Dave Brown, lui dit sa propre fille dans un élan de vérité salvateur, est (pas dans l’ordre) « un misogyne raciste, homophobe, un coureur de jupons invétéré, un violent, un assassin misanthrope et corrompu ». La liste est longue (il est possible que j’en aie oublié), et en effet, le portrait est à charge. Dave Brown est un sale type de première classe, à l’attrait magnétique quoique pas systématique. Puisqu’il n’avait pas 500 pages pour cerner l’homme, Ellroy a planté son personnage tout droit sorti de l’après-guerre en 1999 et nous fait profiter de l’anachronisme en l’encerclant de femmes, à commencer par la présence extrêmement surprenante (pour un-e- lecteur-rice- d’Ellroy) d’une policièrE dans l’équipe de Dave Brown. Evidemment il n’y avait pas de femmes dans le LAPD des années 40/50 (univers habituel de l’écrivain). En introduire une ici permet de faire jaillir l’atrocité de Brown en deux minutes : c’est un salaud conservateur qui n’a rien à faire dans la police du 21e siècle (d’ailleurs, nous sommes en 1999, parce qu’un policier comme ça ne peut exister dans les années 2000). Avant, le LAPD, c’était quelque chose, explique-t-il à la nouvelle arrivante, déjà pas à l’aise face à ce visage dur et buriné où l’on sent pointer un profond mépris. « Maintenant », conclut-il, « le LAPD, c’est… toi ». Aïe. 

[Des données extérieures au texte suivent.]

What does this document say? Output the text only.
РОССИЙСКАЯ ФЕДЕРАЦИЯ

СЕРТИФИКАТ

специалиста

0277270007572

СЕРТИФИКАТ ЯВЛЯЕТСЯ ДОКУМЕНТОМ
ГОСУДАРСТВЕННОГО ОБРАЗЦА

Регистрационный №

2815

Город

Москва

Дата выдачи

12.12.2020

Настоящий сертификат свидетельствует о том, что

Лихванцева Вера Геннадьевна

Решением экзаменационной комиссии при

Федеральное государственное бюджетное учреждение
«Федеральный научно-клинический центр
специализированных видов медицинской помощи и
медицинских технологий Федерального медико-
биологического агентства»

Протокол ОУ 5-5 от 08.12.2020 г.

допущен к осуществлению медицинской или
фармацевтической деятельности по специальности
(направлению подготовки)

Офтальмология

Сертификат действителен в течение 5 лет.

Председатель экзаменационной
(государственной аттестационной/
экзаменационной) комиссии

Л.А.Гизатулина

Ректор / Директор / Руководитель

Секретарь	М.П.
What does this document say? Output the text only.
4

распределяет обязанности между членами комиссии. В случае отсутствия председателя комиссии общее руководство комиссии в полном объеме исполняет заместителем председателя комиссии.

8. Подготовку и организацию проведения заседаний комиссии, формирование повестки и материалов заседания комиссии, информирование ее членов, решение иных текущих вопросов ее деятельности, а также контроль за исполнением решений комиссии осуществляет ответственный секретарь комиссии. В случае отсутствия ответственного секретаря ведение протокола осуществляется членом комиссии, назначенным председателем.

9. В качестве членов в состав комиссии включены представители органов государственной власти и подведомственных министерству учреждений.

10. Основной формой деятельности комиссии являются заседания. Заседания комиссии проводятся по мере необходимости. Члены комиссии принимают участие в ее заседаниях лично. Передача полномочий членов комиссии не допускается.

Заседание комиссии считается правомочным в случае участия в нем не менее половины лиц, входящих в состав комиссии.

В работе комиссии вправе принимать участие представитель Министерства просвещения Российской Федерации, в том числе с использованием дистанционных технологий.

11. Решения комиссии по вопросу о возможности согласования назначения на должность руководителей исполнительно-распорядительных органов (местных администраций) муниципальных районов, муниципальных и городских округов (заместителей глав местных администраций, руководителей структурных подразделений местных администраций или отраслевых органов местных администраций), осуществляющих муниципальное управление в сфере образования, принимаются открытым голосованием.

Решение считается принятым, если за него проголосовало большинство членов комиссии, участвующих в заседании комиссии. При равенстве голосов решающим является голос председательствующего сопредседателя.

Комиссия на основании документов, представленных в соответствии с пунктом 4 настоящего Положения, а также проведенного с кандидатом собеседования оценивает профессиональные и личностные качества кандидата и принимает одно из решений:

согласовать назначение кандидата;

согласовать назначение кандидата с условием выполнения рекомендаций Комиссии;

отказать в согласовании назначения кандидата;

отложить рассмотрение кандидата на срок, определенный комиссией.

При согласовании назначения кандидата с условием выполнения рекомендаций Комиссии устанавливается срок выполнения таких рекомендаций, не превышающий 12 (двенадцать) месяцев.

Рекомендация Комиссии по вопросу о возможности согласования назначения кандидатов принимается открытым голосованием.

En plus d’être un flic haïssable, Dave Brown se la joue grand séducteur (enfin, sauf quand il se prend un double râteau par ses ex, mais je reviendrai sur sa famille dysfonctionnelle dans la troisième partie). Et c’est pour ça qu’on l’aime. Pourquoi cette ordure pareille attire-t-elle autant les femmes ? La douleur se lit sur son visage. Le désir aussi. Un désir brut sans autre but que sa propre jouissance, quelque soit le moyen (comprendre la femme) d’y parvenir. Ce que sa première amante comprend, un peu tard, lorsqu’elle rallume la lumière et que Dave Brown se cache les yeux avec un oreiller. Non chérie, tu ne seras pas la femme de sa vie. Là où il est, personne ne peut le sauver. Et de toute manière, la rédemption arrive rarement après une nuit alcoolisée passée avec une inconnue (mais que voulez-vous, certaines femmes sont ainsi faites qu’elles ne voient pas cette évidence). Heureusement, d’autres femmes entretiennent des relations un peu plus complexes que cela avec Dave Brown : surprise, il n’a pas l’apanage de la domination…

Un mouton dans la meute.

Si Los Angeles est un jungle, Dave Brown n’est pas le seul fauve à sévir en toute impunité (ou presque). Il y a aussi des lionnes. Des lionnes et une tigresse.
Les lionnes, c’est sa tribu, un peu originale, composée de ses ex et leurs filles. Précision : les ex de Dave Brown sont sœurs. Ses filles sont donc, comme il l’explique à sa plus jeune (et sous nos yeux ébahis, quoique depuis le temps, ce genre de structure familiale semble presque normale chez Ellroy…), à la fois demi-sœurs et cousines. Allez comprendre… Tout le monde vit ensemble et s’entend à peu près bien. Enfin, on se rend assez vite compte de l’alliance des femmes contre Dave : dans la maison, c’est aussi la jungle, alors elles se protègent de la source du chaos. Dans cet univers féminin, Dave Brown est le seul élément qui corrompt l’harmonie régnant, tant bien que mal, parmi ces femmes et jeunes filles. Toutes tentent de vivre, d’être heureuses, de se (re)construire dans ce refuge pacifié en surface, mais tout semble au bord de l’effondrement quand Dave la Tornade déboule, passablement ivre, s’effondre sur le divan une bière à la main, faisant de misérables tentatives de déclaration d’amour à ses filles. Seule la plus petite a encore l’indulgence de l’écouter. Alors, au dîner, le lion se glisse au milieu des femelles pour quémander satisfaction sexuelle. Les sœurs se marrent, fortes de leur union et de leur complicité sororales. Dave, pour elles, c’est du passé. Ce qui compte, c’est leurs filles. Il n’y a plus d’amour là où autrefois Dave le Séducteur a sévi. A peine de l’affection, vite muée en colère et en pitié au fil de sa descente aux enfers (mais a-t-il jamais été autre part ?). 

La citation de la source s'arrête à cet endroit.